Wednesday, July 31, 2013

How to Keep Your Writing Focus: Tips from Six Middle Grade and YA Writers

It can be hard to keep your writing focus during the busy summer months! Today the MiG Writers offer some strategies and tips for keeping your writing on track:
Kate says:
My tip is that I have to write first before I jump into editing and critiquing. Because once I start other work, it will never stop. If I don't do my writing first, it will never get done. So I just write one scene a day. Also, Deena (a writing buddy from Author2Author) and I have 2 days this summer we reserved for homemade writing retreats, where we just go somewhere and write all day.

Kate Fall writes middle grade and young adult fiction and is an editor with Entangled Publishing. 

Carmella says:

To keep my writing on track, I write first thing in the morning. Well, okay, maybe not FIRST thing. I do like to check my emails and Facebook. But I find that if I turn on the TV or start a project or running errands, I never really get back to writing. I think my inner critic sleeps in late, too. So working before she's fully awake really helps the creative flow as well. 

Carmella Van Vleet writes MG fiction and "hands-on" non-fiction. Her debut MG novel, ELISA BING IS (NOT) A BIG FAT QUITTER, will be released in Spring 2014 from Holiday House.

Christina says:
I like to give myself mini-goals. I chart up my ideal writing goals for the week such as writing 1,000 words a day or revising 30 pages a day. Then if I make that goal, I'll give myself rewards such as reading or watching my favorite TV show.

I'm a pretty stubborn person so I won't stop for the day until I've reached my goal. Writer's block isn't allowed. If I'm having a complete block, I force myself to write jibberish and hope the next day is better. 99% of the time, the jibberish actually is not as bad as I thought, or I am able to break out of my block just by writing the jibberish.

Christina Farley is the author of the YA novel GILDED, which will be published by Skyscape in Spring 2014.


Susan says:

When the writing isn't coming easily, I need to stick to a routine. I'm a morning person, so I set aside a few mornings a week that begin with at least 2-3 hours of sitting at the computer. I do set daily targets but I don't always achieve them. Nonetheless, I put in the hours.
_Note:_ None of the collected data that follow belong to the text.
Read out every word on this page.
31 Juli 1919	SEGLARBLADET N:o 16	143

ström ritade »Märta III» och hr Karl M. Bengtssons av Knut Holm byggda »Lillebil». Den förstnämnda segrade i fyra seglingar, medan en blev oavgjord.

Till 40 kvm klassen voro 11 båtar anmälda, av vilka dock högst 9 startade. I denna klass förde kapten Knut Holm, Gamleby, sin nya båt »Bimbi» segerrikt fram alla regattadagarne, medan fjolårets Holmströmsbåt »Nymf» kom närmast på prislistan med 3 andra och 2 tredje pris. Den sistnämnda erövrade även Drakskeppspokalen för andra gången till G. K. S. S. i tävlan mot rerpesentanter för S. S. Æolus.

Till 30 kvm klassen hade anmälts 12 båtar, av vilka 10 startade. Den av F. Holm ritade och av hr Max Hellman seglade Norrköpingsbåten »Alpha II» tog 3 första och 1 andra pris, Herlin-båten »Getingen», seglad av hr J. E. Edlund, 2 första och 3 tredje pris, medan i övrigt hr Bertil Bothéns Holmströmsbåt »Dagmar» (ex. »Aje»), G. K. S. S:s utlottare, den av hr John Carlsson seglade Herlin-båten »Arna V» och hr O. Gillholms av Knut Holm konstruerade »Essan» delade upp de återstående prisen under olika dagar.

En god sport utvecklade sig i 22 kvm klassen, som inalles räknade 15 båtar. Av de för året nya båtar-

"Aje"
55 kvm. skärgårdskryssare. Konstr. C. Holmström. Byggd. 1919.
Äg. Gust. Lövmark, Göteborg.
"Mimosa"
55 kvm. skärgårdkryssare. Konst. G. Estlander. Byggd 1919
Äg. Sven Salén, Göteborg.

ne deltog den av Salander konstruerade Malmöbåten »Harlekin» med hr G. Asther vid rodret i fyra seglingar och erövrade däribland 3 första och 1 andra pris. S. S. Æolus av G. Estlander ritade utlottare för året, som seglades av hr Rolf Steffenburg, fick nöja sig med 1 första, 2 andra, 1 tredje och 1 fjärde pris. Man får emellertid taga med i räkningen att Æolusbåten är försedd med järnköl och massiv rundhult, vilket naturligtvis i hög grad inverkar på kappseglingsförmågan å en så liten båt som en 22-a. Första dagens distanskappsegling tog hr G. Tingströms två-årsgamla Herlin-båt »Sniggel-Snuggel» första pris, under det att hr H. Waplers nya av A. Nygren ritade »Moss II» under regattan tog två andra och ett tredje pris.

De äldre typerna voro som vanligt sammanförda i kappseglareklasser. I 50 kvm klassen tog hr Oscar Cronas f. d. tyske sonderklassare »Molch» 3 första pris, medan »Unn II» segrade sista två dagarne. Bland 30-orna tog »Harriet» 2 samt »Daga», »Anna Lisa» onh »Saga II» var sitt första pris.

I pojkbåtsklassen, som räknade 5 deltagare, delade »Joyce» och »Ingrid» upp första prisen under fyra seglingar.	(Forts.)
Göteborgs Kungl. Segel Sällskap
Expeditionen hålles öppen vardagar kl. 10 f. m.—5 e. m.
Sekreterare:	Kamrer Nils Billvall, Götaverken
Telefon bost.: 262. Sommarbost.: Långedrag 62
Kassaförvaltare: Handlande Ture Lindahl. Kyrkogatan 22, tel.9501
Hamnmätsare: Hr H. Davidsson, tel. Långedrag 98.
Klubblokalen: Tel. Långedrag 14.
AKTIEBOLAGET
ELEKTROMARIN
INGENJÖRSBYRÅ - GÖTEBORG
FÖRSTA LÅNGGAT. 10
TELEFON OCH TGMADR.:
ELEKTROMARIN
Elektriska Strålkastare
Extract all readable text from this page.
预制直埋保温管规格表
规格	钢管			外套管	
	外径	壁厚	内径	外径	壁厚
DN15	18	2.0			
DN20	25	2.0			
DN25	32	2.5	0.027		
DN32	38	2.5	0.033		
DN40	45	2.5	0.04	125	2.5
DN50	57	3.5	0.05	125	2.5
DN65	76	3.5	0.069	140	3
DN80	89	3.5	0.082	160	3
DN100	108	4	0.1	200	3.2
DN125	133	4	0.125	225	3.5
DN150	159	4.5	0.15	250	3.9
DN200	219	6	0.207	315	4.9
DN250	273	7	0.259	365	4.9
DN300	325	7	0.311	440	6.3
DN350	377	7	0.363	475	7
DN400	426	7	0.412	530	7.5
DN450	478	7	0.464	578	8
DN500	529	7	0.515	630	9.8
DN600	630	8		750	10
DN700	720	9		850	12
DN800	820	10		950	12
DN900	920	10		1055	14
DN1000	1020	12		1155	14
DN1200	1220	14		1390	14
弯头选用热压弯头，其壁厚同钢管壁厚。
Once I'm into the story though, nothing can keep me away from it. I'll write in the evening and late into the night. I'll wake up early to start writing again. I revel in that moment when the passion takes hold and the writing consumes me, but I rely on the routine. At the end of the day that's what drives me to edit and re-edit, that's what gets me through the moments when my muse has fled. Passion is no more reliable in writing than it is most areas of life. It's great when you're feeling it but it's a fickle beast. The key to success is  dedication, commitment, a well-developed work ethic, and routine.
S.J. Laidlaw is the author of AN INFIDEL IN PARADISE (Tundra Books, 2013). Her second novel, THE VOICE IN MY HEAD is scheduled for publication in Spring, 2014.

Andrea says:
Other people in my family get up really early in the morning to go rowing, so I get up then too and start writing. I use my desktop computer for writing and I use my tablet for checking e-mails and social media (all the better if the battery is run down and I need to charge it during my writing time).

 One of the things that helps when I’m revising is to have an outline document where I write about how the characters are feeling in a chapter or scene. It helps keep me focused on what I need to do when I actually start writing the scene.

 Andrea Mack writes middle grade fiction, picture books and beginning readers.


Debbie says:

I try to have short-term goals with realistic deadlines as well as long-term. "Realistic" is the keyword, I find, because it's so easy and feels good to set ambitious goals. But then if you don't meet them and just feel bad, over and over, what's the point? I'm talking about NON-contract work here. My contracted picture book writing and illustration work comes first, but I am still working toward making time for my novel-writing as well.

Having long-term goals helps keep me on track with my short-term goals. And I'm reading the other suggestions from fellow MiG Writers for inspiration!
Debbie Ridpath Ohi illustrated I'M BORED, a picture book written by Michael Ian Black (Simon & Schuster BFYR) which was chosen by The New York Times for its Notable Children's Books Of 2012 list. She is currently illustrating a new book by the same author as well as writing & illustrating her own book for Simon & Schuster.

How are you keeping your writing on track this summer? We'd love to read your tips!


  1. My writing is totally off track this summer because my daughter is so dang busy. But thanks for the inspiring tips on how to get on track.

  2. All great advice, especially about goals and deadlines. Summer can be hard on us writers! The whole industry tends to slump. I guess you have to celebrate any progress, even if it's less than usual.

  3. Oh, the kids activities are killers. That's another reason to write in the morning. My kids tend not to have early activities. I'm really counting the days until they go back to school!